L'affermazione di Gesù Cristo come unica via di salvezza non fa granché problema perché gli
indios in generale sono già cristiani, ma si cerca di passare da un'evangelizzazione colonizzatrice a
una liberatrice. La Chiesa resta segno e sacramento di salvezza, ma la si vede in un'altra prospettiva,
come Chiesa impegnata col popolo e la sua cultura. Siamo presenti anche in mezzo ai popoli che
non sono all'interno della Chiesa cattolica, come i Suruhua nel Rio Solimoes o nel Rio Madera, con
cui il Cimi è entrato in contatto solo di recente. Lì non è il momento di parlare di Gesù Cristo, ma di
consolidare le relazioni e proteggere i territori demarcati, e non mancano i conflitti, per esempio col
gruppo evangelico Jovens para Cristo, che ha fatto venire dall'Australia uno sciamano da loro
convertito per convertire uno sciamano locale! Perciò la missione non consiste nel prendere il
Vangelo e applicarlo automaticamente, ma bisogna valutare ogni situazione per vedere quando è il
momento di parlare o di tacere.

Qual è oggi la principale sfida per la Chiesa latinoamericana?

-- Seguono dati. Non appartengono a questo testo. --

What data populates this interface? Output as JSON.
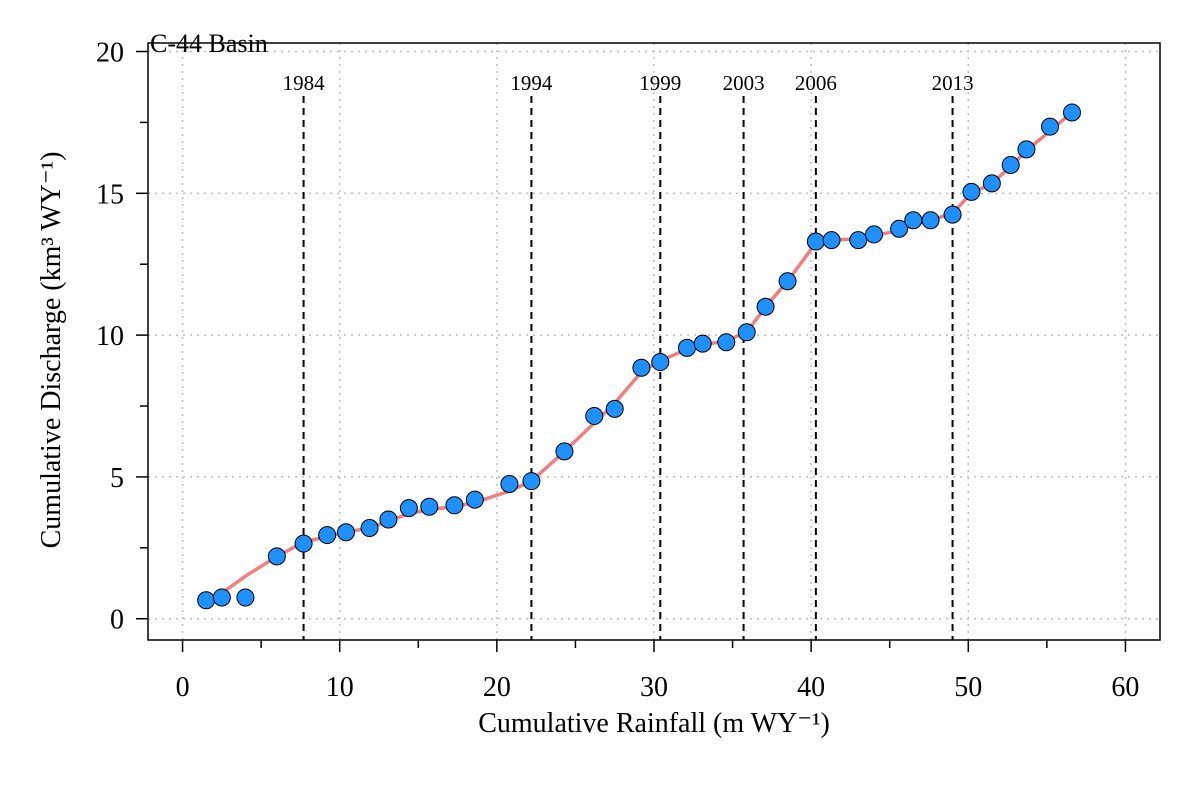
{
  "chart_data": {
    "type": "scatter",
    "title": "C-44 Basin",
    "xlabel": "Cumulative Rainfall (m WY⁻¹)",
    "ylabel": "Cumulative Discharge (km³ WY⁻¹)",
    "xlim": [
      -2.2,
      62.2
    ],
    "ylim": [
      -0.75,
      20.3
    ],
    "xticks": [
      0,
      10,
      20,
      30,
      40,
      50,
      60
    ],
    "yticks": [
      0,
      5,
      10,
      15,
      20
    ],
    "grid": true,
    "points": {
      "x": [
        1.5,
        2.5,
        4.0,
        6.0,
        7.7,
        9.2,
        10.4,
        11.9,
        13.1,
        14.4,
        15.7,
        17.3,
        18.6,
        20.8,
        22.2,
        24.3,
        26.2,
        27.5,
        29.2,
        30.4,
        32.1,
        33.1,
        34.6,
        35.9,
        37.1,
        38.5,
        40.3,
        41.3,
        43.0,
        44.0,
        45.6,
        46.5,
        47.6,
        49.0,
        50.2,
        51.5,
        52.7,
        53.7,
        55.2,
        56.6
      ],
      "y": [
        0.65,
        0.75,
        0.75,
        2.2,
        2.65,
        2.95,
        3.05,
        3.2,
        3.5,
        3.9,
        3.95,
        4.0,
        4.2,
        4.75,
        4.85,
        5.9,
        7.15,
        7.4,
        8.85,
        9.05,
        9.55,
        9.7,
        9.75,
        10.1,
        11.0,
        11.9,
        13.3,
        13.35,
        13.35,
        13.55,
        13.75,
        14.05,
        14.05,
        14.25,
        15.05,
        15.35,
        16.0,
        16.55,
        17.35,
        17.85
      ],
      "color": "#1E90FF",
      "edge_color": "#000000"
    },
    "fit_line": {
      "color": "#F08080",
      "x": [
        1.5,
        4.0,
        6.0,
        7.7,
        9.2,
        10.4,
        11.9,
        13.1,
        14.4,
        15.7,
        17.3,
        18.6,
        20.8,
        22.2,
        24.3,
        26.2,
        27.5,
        29.2,
        30.4,
        32.1,
        33.1,
        34.6,
        35.9,
        37.1,
        38.5,
        40.3,
        41.3,
        43.0,
        44.0,
        45.6,
        46.5,
        47.6,
        49.0,
        50.2,
        51.5,
        52.7,
        53.7,
        55.2,
        56.6
      ],
      "y": [
        0.5,
        1.5,
        2.2,
        2.7,
        2.9,
        3.05,
        3.2,
        3.45,
        3.7,
        3.85,
        3.95,
        4.1,
        4.5,
        4.85,
        5.9,
        6.9,
        7.6,
        8.7,
        9.1,
        9.5,
        9.65,
        9.8,
        10.1,
        11.0,
        11.9,
        13.25,
        13.35,
        13.4,
        13.5,
        13.7,
        13.9,
        14.05,
        14.3,
        15.0,
        15.35,
        15.95,
        16.5,
        17.2,
        17.85
      ]
    },
    "breakpoints": [
      {
        "label": "1984",
        "x": 7.7
      },
      {
        "label": "1994",
        "x": 22.2
      },
      {
        "label": "1999",
        "x": 30.4
      },
      {
        "label": "2003",
        "x": 35.7
      },
      {
        "label": "2006",
        "x": 40.3
      },
      {
        "label": "2013",
        "x": 49.0
      }
    ],
    "colors": {
      "grid": "#BEBEBE",
      "axis": "#000000"
    }
  }
}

Recuperare il contesto storico e sociale da cui partire per l'azione pastorale. Poi dare voce e forza ai
laici, che il passaggio dal mondo rurale a quello urbano ha piuttosto indebolito perché si lavora
lontano da casa, si rientra tardi e resta poco tempo da dedicare all'impegno. Servirebbe inoltre,
anche in vista di una missionarietà che coinvolga tutta la Chiesa, una diversificazione dei ministeri e
degli stessi preti. La formazione nei Seminari dovrebbe quindi tener conto della necessità di stare in
mezzo al popolo, ma molti giovani vogliono solo avere una parrocchia nel centro della città per
ottenere sicurezza economica e di status. Oggi parecchi arrivano in Seminario con uno spirito
autoritario e siccome i seminaristi sono pochi a volte si accettano persone che non hanno una vera
vocazione di servizio. Dei ministeri, per la verità, è stato proibito di discutere ad Aparecida, ma
senza affrontare questo tema la “missione continentale” lanciata da quella Conferenza resterà sulla
carta, anche se Roma pensa di realizzarla coi movimenti. Questa diversificazione dei ministeri
potrebbe cominciare, per esempio, da una discussione libera sull'esperienza dei diaconi permanenti
indigeni di San Cristobal de las Casas. Io non credo che l'abolizione dell'obbligo del celibato per il
clero secolare risolva tutto. La Chiesa deve prendere atto che il tempo della cristianità è finito e
superare la convinzione che il 90 per cento del mondo si salvi nella nostra Chiesa. Abbiamo bisogno
di comunità significative e sarebbe meglio privilegiare la qualità dei preti rispetto alla quantità,
avendo mistici, non cantanti, mentre si trovano poche persone di profonda spiritualità nel clero,
dove abbondano organizzatori e amministratori. Così non facciamo progredire il Vangelo. E mentre
prima ne avevamo di buoni, siccome il livello della formazione è calato, in Brasile non abbiamo più
intellettuali cattolici. L'ultimo forse è Frei Betto.